Mustapha Bettache est professeur à la Faculté des sciences sociales, au département des relations industrielles de l’Université Laval.

Gratuité, gel, indexation? Pistes de solution…

Mustapha Bettache est professeur à la Faculté des sciences sociales, au département des relations industrielles de l’Université Laval.

Ne nous trompons pas, le débat actuel sur les frais de scolarité est de nature politique, puisqu’il concerne un projet de société. Un droit à l’éducation est à opposer à la formule consacrée de l’utilisateur payeur. Il s’agit aujourd’hui, pour une « gouvernance souverainiste », d’un véritable test en lien avec les inégalités sociales.

L’éducation gratuite pour le niveau universitaire serait utopique tant elle est décriée, faute de possibilités de financement. Du moins, c’est l’argument sans cesse martelé, légitimé par les tenants de cette approche. Le Québec, nous dit-on, n’est pas la Suède, ni l’Allemagne, ni la France, ni le Danemark ni d’autres pays encore, qui offrent une éducation gratuite, et ce, jusqu’à la fin du doctorat.

L’éducation gratuite n’est donc pas une utopie puisque d’autres pays l’ont adoptée. Ces pays sont-ils sur une autre planète? La mondialisation (et tout ce qu’elle a apporté de mal ) ne les concerne-t-elle pas ? Le gouvernement du Parti québécois affirme vouloir privilégier la voie de l’indexation, en raison de l’état actuel des finances du Québec. Cela dit, l’indexation des frais de scolarité peut vraisemblablement être assimilée à une hausse des frais de scolarité, de l’avis même des représentants étudiants. Dans cette optique, les frais de scolarité deviendront un fardeau important pour les étudiants, eu égard à la croissance du coût de la vie, et ce, sans compter que l’éducation serait assimilée à n’importe quel produit. Quant au gel des frais de scolarité, il pourrait représenter une sorte de «statu quo»…vers la gratuité? Encore là, faudrait-il que le gel puisse s’appliquer aussi aux frais dits «afférents», qui s’avèrent tout aussi importants.
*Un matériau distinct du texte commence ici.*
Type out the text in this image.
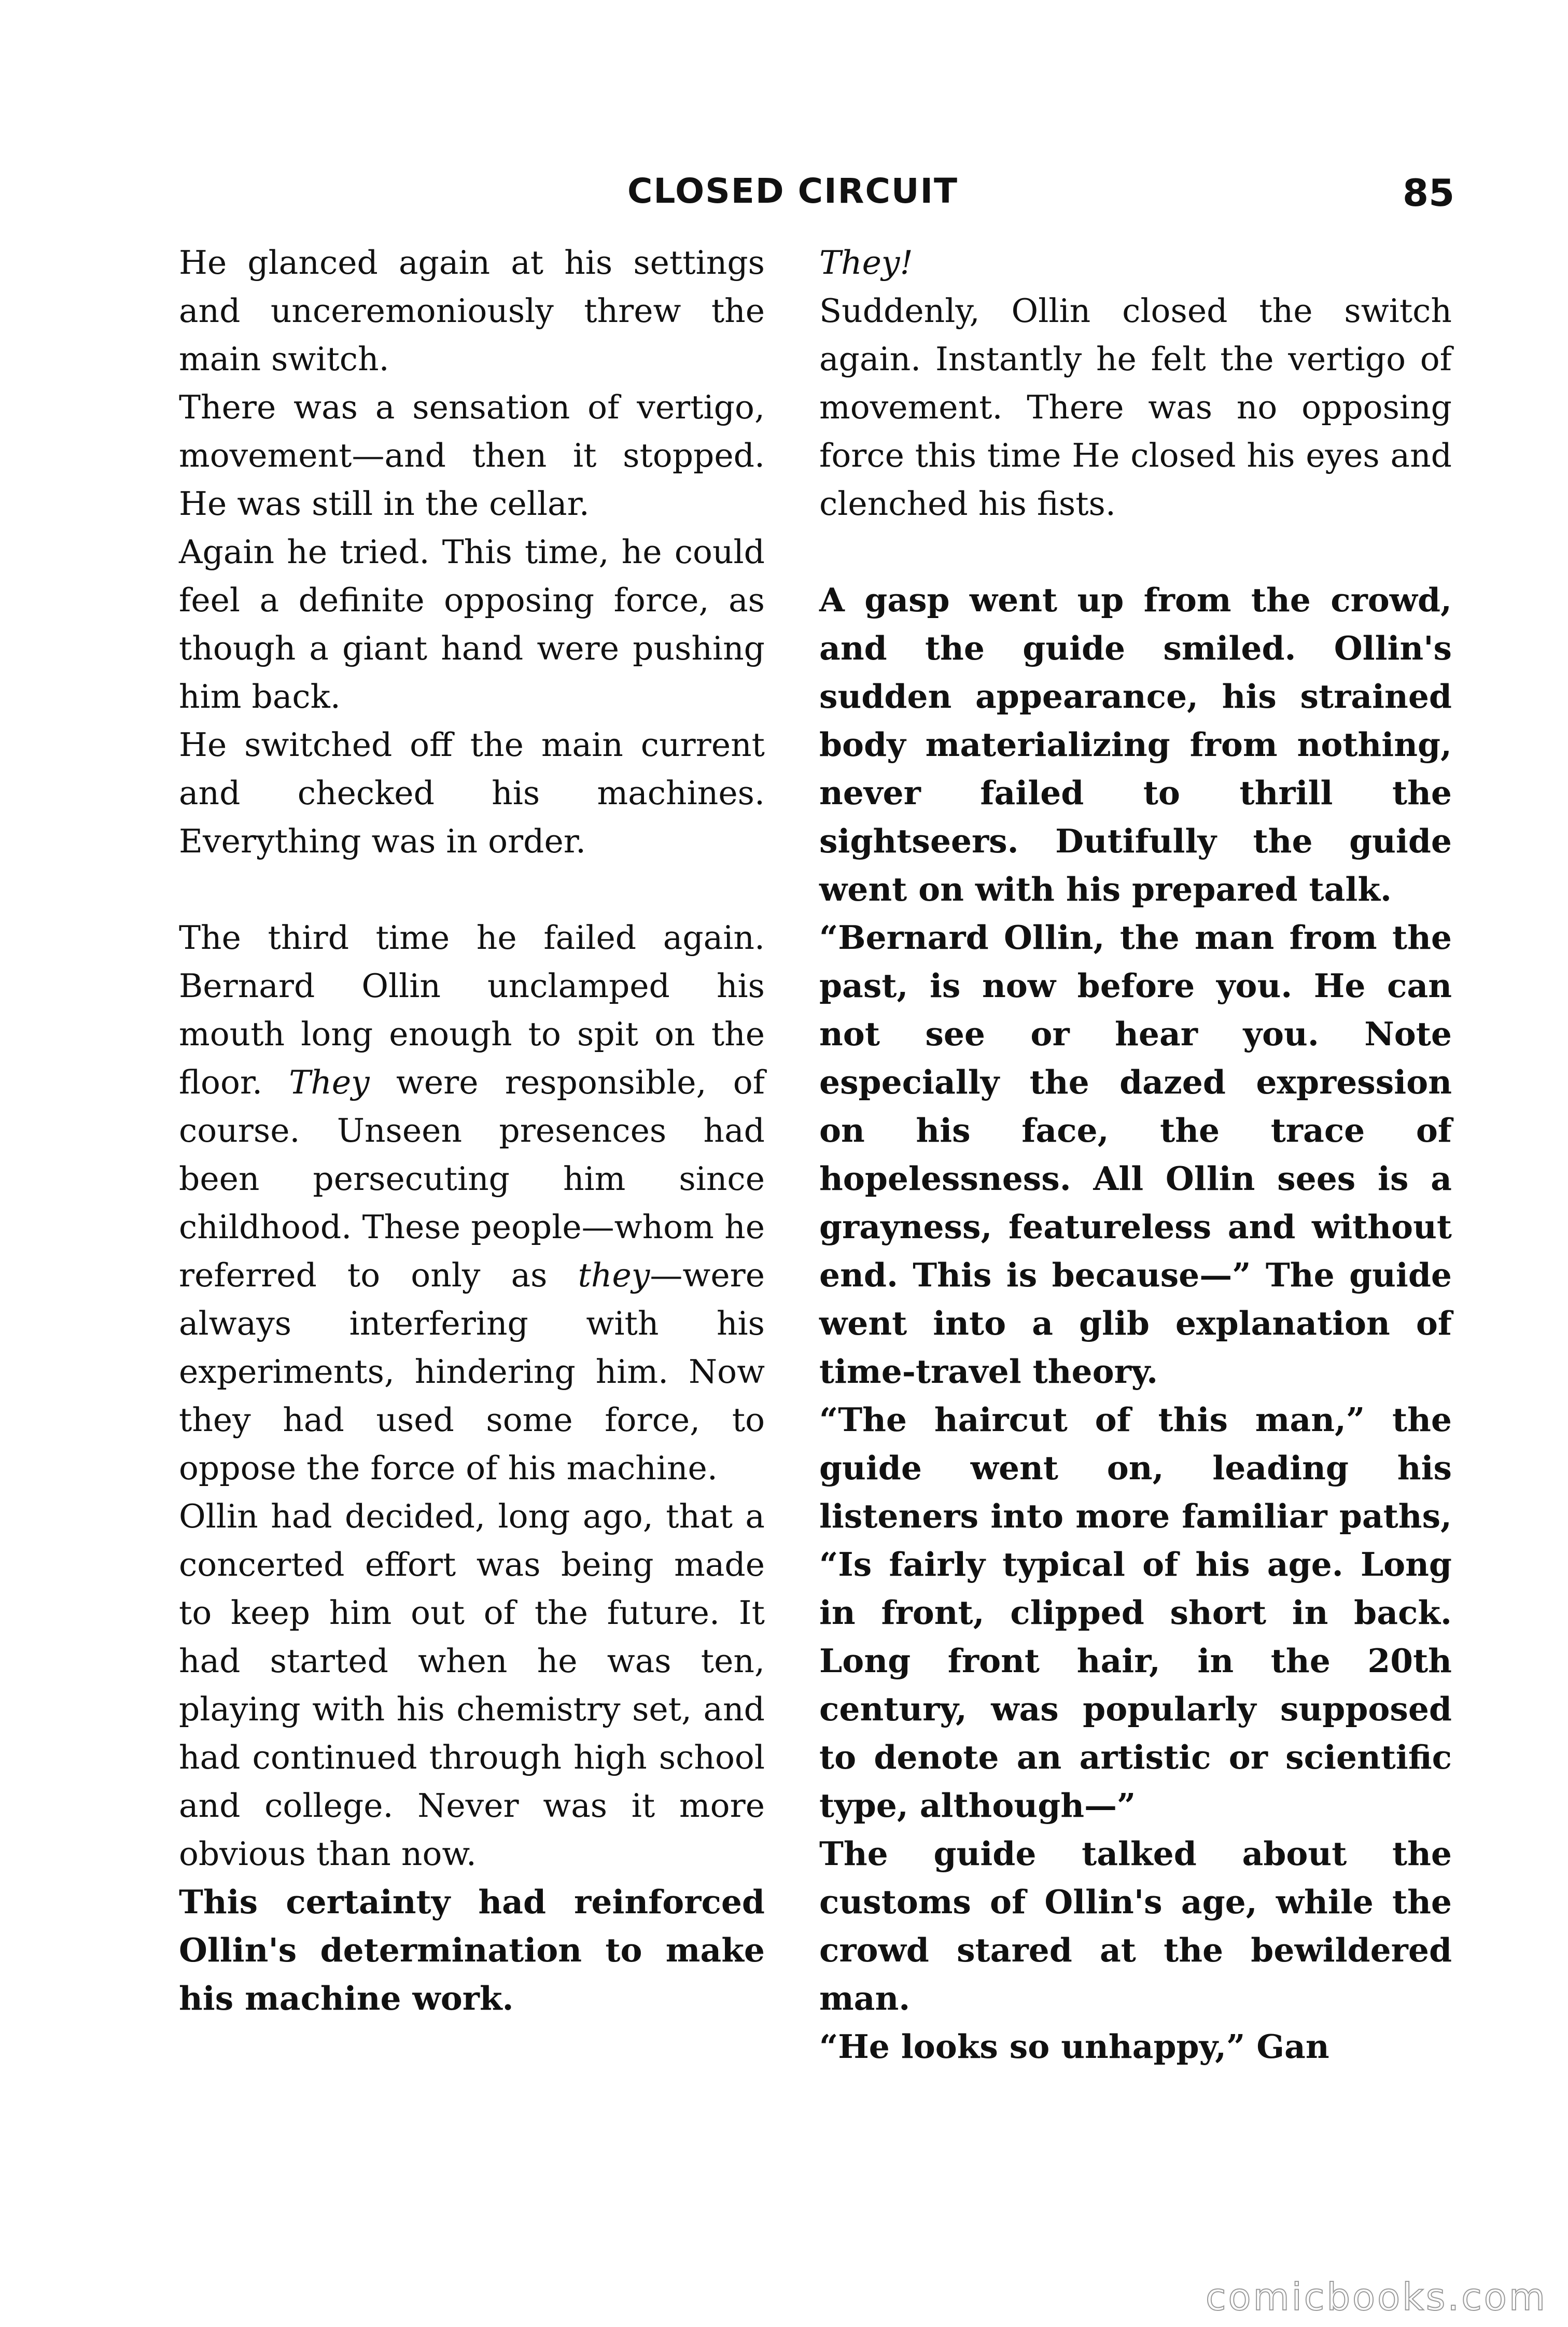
CLOSED CIRCUIT	85

He glanced again at his settings and unceremoniously threw the main switch.

There was a sensation of vertigo, movement—and then it stopped. He was still in the cellar.

Again he tried. This time, he could feel a definite opposing force, as though a giant hand were pushing him back.

He switched off the main current and checked his machines. Everything was in order.

The third time he failed again. Bernard Ollin unclamped his mouth long enough to spit on the floor. They were responsible, of course. Unseen presences had been persecuting him since childhood. These people—whom he referred to only as they—were always interfering with his experiments, hindering him. Now they had used some force, to oppose the force of his machine.

Ollin had decided, long ago, that a concerted effort was being made to keep him out of the future. It had started when he was ten, playing with his chemistry set, and had continued through high school and college. Never was it more obvious than now.

This certainty had reinforced Ollin's determination to make his machine work.

They!

Suddenly, Ollin closed the switch again. Instantly he felt the vertigo of movement. There was no opposing force this time He closed his eyes and clenched his fists.

A gasp went up from the crowd, and the guide smiled. Ollin's sudden appearance, his strained body materializing from nothing, never failed to thrill the sightseers. Dutifully the guide went on with his prepared talk.

“Bernard Ollin, the man from the past, is now before you. He can not see or hear you. Note especially the dazed expression on his face, the trace of hopelessness. All Ollin sees is a grayness, featureless and without end. This is because—” The guide went into a glib explanation of time-travel theory.

“The haircut of this man,” the guide went on, leading his listeners into more familiar paths, “Is fairly typical of his age. Long in front, clipped short in back. Long front hair, in the 20th century, was popularly supposed to denote an artistic or scientific type, although—”

The guide talked about the customs of Ollin's age, while the crowd stared at the bewildered man.

“He looks so unhappy,” Gan

comicbooks.com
S’agissant des moyens financiers, est-il réaliste d’aller chercher une contribution des étudiants, privant du même coup ces derniers d’un « droit à l’éducation », quand on sait que l’on peut trouver d’autres façons de financer l’enseignement supérieur et en faciliter l’accès? Une contribution fiscale des entreprises prendrait ici tout son sens, d’autant que ces dernières sont bénéficiaires de l’éducation en général. La richesse qu’elles affirment générer n’en résulte-t-elle pas? Ne doivent-elles pas mettre la main à la pâte, d’autant qu’elles ont, bien plus que les étudiants, les capacités de contribuer au financement des universités? Dans une étude récente réalisée en 2007 et consacrée à la gratuité scolaire et au réinvestissement post-secondaire, l’Institut de recherche et d’informations socio-économiques ( un institut indépendant ! ) proposait déjà d’augmenter la taxe sur le capital des institutions financières, telles les banques et les compagnies d’assurances, solution qui ne nuirait sans doute pas à la rentabilité de ces institutions financières si l’on se fie à l’évolution de leurs profits.

Une bonne gestion des universités, une révision des modes d’allocation de l’aide financière tournée vers l’aide aux plus démuni constituent autant d’autres sources à considérer dans le débat actuel.

Nul doute que l’abolition des frais de scolarité tendrait à accroître la fréquentation universitaire et surtout, permettre aux plus démunis l’accès aux études supérieures. N’oublions pas: l’université est une institution de bien commun et toute solution devra refléter le souci d’une justice sociale, loin des appétits financiers.